Clone wiki

virusbattle-sdk / Semantic Matching


To search for similar binaries, use: -a matches [--threshold] [--fullmatrix] [--outdir] arg1 arg2 ...

As before arg1, arg2 are sha1 hashes of files that must be either binary.pe32 or binary.unpacked. It doesn't provide similarity for any archive files. The binaries included in an archive may be found using the -a query command.

One may consider the matches command similar to a Google query. It gives a list of all the binaries similar to the arg, upto a given similarity threshold, where threshold is a real number between 0 and 1. If threshold is not provider, a default value is used.

By default the matches command returns only the sha1s that are higher than the arg. This default is kept to serve the use case when a user may wish to compute the similarity matrix between a large collection of binaries. In such case, since the similarity matrix is symmetric it is sufficient to return just the upper diagonal. This option serves the power user who may upload a lot of files and search for similarity between all of them by searching for matches of one sha1 at a time.

The --fullmatrix option may be used should a user desire to receive all of the matches, i.e., sha1s lower and higher than the query sha1.

The output of the matches is saved in the files $outdir/similarity.csv and $outdir/similarity.json. CAUTION: These files are overwritten. So if you want to search for similarity between a lot of files, it is suggested to use the --lf option to give the list of sha1s to be searched.

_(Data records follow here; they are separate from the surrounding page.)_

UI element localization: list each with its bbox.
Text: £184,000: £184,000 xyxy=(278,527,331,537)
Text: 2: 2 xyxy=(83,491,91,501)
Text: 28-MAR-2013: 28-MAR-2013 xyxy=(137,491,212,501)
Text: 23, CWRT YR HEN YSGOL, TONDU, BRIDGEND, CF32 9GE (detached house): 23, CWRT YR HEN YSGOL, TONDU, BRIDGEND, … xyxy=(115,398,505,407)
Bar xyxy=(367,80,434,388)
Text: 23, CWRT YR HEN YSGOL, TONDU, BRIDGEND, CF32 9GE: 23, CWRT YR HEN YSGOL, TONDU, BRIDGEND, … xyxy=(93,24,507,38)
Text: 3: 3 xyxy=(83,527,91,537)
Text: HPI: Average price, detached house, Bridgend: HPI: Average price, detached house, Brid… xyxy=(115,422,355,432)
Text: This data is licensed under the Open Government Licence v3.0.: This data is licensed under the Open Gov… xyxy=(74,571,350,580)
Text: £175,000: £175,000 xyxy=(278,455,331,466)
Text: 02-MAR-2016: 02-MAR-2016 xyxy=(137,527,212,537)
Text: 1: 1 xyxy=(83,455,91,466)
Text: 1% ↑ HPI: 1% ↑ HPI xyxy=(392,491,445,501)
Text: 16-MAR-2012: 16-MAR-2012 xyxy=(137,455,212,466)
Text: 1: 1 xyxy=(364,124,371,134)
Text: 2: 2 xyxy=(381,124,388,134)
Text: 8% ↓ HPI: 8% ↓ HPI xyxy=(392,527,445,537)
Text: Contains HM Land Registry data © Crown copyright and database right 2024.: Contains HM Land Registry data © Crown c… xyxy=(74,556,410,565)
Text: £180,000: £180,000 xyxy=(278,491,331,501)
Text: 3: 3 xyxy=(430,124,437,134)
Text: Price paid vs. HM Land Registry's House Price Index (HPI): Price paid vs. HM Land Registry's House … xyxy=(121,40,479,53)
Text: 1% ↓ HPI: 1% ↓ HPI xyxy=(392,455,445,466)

To search for similar procedures, use: -a search [--noLibrary] [--limit] sha1/0xrva1 sha1/0xrva2 ...

The search command searches procedures similar to a given one. A procedures is identified as sha1/0xrva, where sha1 is the sha1 of the binary and rva is the relative virtual address of the procedures in hex format.

The --noLibrary option removes library procedures from the search.

The --limit option can be set one of two case-sensitive values- either High or Low.

High limits the procedure search results to semantically equivalent procedures, that is procedures with same juice, or, procedures with very high similarity only.

Low limits the procedure search results to semantically similar, but not equivalent, procedures. These are usually procedures that share some blocks of juice but not all.